THE MAGIC LABYRINTH by Philip Jose Farmer

“I hear there’s a piano on your boat,” he said, grinning. “I’d sure like to get my hands on them ivories.”

“There are ten pianos,” de Marbot said. “Here. Take this.” •

He handed Turpin a wand of wood six inches long and incised with the initials: M.T.

“When you get to the table, give this to the captain.”

Sam would be happy. He loved ragtime, and he once had said that he couldn’t get enough players of popular music on his boat. Moreover, Turpin looked big and capable. He had to be to have bossed the rough black red-light district.

The man behind him was a wild-looking Chinese named Tai-Peng. He was about five feet ten inches tall and had large glowing green eyes and a demonic face. His black hair hung to his waist, and three irontree blooms were stuck in its crown. He claimed in a loud shrill voice to have been a great swordsman, lover, and poet in his time, which was that of the T’ang dynasty in the eighth century A.D.

“I was one of the Six Idlers of the Bamboo Stream and also of the Eight Immortals of the Wine Cup. I can compose poetry on the spot in my native Turkish, in Chinese, in Korean, in English, in French, and in Esperanto. When it comes to sword-play, I am as quick as a hummingbird and as deadly as a viper.”

De Marbot laughed and said he didn’t choose the recruits.
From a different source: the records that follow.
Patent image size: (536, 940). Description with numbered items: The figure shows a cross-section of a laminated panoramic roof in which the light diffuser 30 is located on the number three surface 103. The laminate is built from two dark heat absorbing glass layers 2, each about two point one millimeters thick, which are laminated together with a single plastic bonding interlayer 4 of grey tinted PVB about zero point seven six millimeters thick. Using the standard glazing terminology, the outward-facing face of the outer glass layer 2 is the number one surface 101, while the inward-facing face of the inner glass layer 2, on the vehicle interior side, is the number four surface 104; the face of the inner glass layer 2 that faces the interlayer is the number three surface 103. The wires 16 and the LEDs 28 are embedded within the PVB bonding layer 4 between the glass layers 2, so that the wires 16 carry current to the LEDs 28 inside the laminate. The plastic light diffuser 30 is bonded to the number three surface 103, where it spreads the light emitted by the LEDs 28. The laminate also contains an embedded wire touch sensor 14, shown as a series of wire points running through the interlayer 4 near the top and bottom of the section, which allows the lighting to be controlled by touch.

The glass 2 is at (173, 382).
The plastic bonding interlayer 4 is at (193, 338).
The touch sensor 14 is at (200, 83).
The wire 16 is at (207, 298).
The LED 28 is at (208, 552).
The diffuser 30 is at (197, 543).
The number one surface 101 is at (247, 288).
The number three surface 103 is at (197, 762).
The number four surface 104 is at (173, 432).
But he gave the Chinese a wand and moved on to the man behind Tai-Peng.

This was a short man, though still taller than de Marbot, dark-skinned, black-eyed, fat, and with a bulging Buddha’s belly. His eyelids were slightly epicanthic, and his nose was aquiline. His clefted chin was massive. He, he said, was Ah Qaaq, and he came from the eastern coast of a land which de Marbot would call Mexico. His people had called the area in which they lived the Land of Rain. He didn’t know exactly when he lived according to the Christian calendar, but from his talks with a scholarly man it must have been around 100 B.C. His native tongue was Mayan; he was a citizen of the people that later cultures had called Olmec.

“Ah, yes,” de Marbot said. “I have heard talk of the Olmecs. We have some very learned men at the captain’s table.”
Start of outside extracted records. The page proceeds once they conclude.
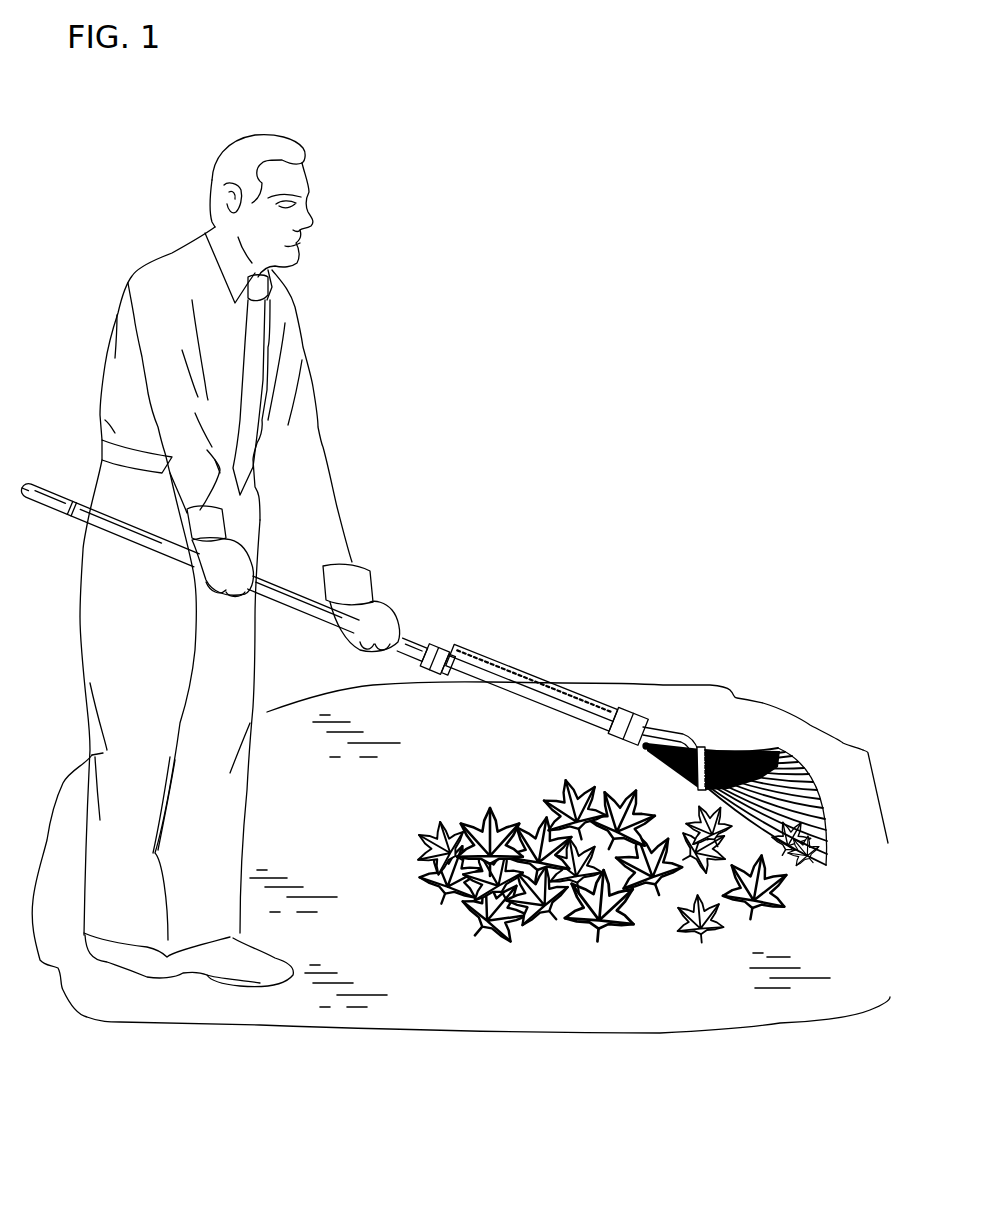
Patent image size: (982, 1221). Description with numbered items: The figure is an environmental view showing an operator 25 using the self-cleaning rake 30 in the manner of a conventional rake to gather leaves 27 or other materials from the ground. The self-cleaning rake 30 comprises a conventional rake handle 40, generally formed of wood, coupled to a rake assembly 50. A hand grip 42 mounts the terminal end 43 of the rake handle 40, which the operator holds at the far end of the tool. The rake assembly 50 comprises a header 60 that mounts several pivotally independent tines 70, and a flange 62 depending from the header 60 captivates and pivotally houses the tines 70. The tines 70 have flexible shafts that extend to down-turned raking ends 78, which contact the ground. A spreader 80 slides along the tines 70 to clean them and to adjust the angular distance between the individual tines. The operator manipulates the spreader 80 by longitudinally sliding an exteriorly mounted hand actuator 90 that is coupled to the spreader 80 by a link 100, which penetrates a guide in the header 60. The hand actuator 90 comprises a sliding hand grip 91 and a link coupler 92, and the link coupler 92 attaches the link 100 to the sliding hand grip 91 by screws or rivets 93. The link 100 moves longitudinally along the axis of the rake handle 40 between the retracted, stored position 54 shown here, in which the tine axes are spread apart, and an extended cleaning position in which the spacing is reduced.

The operator 25 is at (350, 186).
The leaves 27 is at (515, 955).
The self-cleaning rake 30 is at (437, 671).
The rake handle 40 is at (258, 543).
The hand grip 42 is at (53, 501).
The terminal end 43 is at (120, 526).
The rake assembly 50 is at (532, 686).
The retracted, stored position 54 is at (672, 722).
The header 60 is at (628, 706).
The flange 62 is at (638, 752).
The tines 70 is at (781, 820).
The raking ends 78 is at (810, 766).
The spreader 80 is at (752, 804).
The hand actuator 90 is at (25, 489).
The sliding hand grip 91 is at (424, 654).
The link coupler 92 is at (435, 659).
The screws or rivets 93 is at (448, 664).
The link 100 is at (560, 722).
De Marbot understood that the “Olmecs” had founded the first civilization in Mesoamerica and that all others in pre-Columbian times had derived from it, the later Mayas, the Toltecs, the Aztecs, what have you. The man, if he was an ancient Mayan, did not have the artificially flattened head and the squint-eyes so favored by that people. But on reflection de Marbot realized that these, of course, would have been rectified by the Ethicals.

“You’re that rarity, a fat man,” de Marbot said. “We of the Not For Hire lead an extremely active life, no room for indolents and overeaters, and we also require that the candidate have something special to qualify him.”
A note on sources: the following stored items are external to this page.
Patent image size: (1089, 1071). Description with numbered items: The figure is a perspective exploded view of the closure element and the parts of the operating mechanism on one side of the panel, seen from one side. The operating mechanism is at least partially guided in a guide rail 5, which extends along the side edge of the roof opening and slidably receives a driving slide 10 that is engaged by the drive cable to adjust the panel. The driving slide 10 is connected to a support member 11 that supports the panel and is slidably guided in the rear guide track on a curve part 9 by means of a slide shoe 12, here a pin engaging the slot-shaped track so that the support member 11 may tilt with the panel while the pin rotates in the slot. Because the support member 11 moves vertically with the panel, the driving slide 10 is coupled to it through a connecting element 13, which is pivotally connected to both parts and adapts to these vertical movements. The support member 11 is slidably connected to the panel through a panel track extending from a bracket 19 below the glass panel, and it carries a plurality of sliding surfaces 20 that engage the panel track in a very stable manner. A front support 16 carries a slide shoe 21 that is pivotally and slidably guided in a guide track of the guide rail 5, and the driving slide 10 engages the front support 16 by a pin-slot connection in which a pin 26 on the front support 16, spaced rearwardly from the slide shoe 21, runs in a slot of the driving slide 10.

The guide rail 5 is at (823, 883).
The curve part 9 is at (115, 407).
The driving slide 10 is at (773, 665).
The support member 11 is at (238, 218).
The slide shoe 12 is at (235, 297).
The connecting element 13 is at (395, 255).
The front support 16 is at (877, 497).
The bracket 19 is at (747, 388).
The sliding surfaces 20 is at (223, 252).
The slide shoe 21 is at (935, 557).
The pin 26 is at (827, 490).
Ah Qaaq said in a high voice, though not as high as the Chinese’s, “The fat cat may look soft, but it is very strong and very quick. Let me show you.”

He took the handle of his flint-headed axe, a piece of oak eighteen inches long and two inches thick, and he snapped it as if it were a sugarstick. Then he picked up the head and let the Frenchman heft it.

“About ten pounds, that one, I’d say,” de Marbot said.

“Watch!”

Ah Qaaq took the axehead and hurled it as if it were a baseball. Eyes wide, de Marbot watched it soar high and far before it struck the grass.

“Mon Dieu! No one but the mighty Joe Miller could throw that as far! I congratulate you, sinjoro. Here. Take this.”

“I am also an excellent archer and axeman,” Ah Qaaq said quietly. “You won’t regret taking me aboard.”

The man behind the Olmec was exactly his height and had a squat Herculean physique. He even looked like Ah Qaaq with his eaglish nose and rounded clefted chin. But he had no fat, and though he was almost as dark, he was no Amerindian. His name, he said, was Gilgamesh.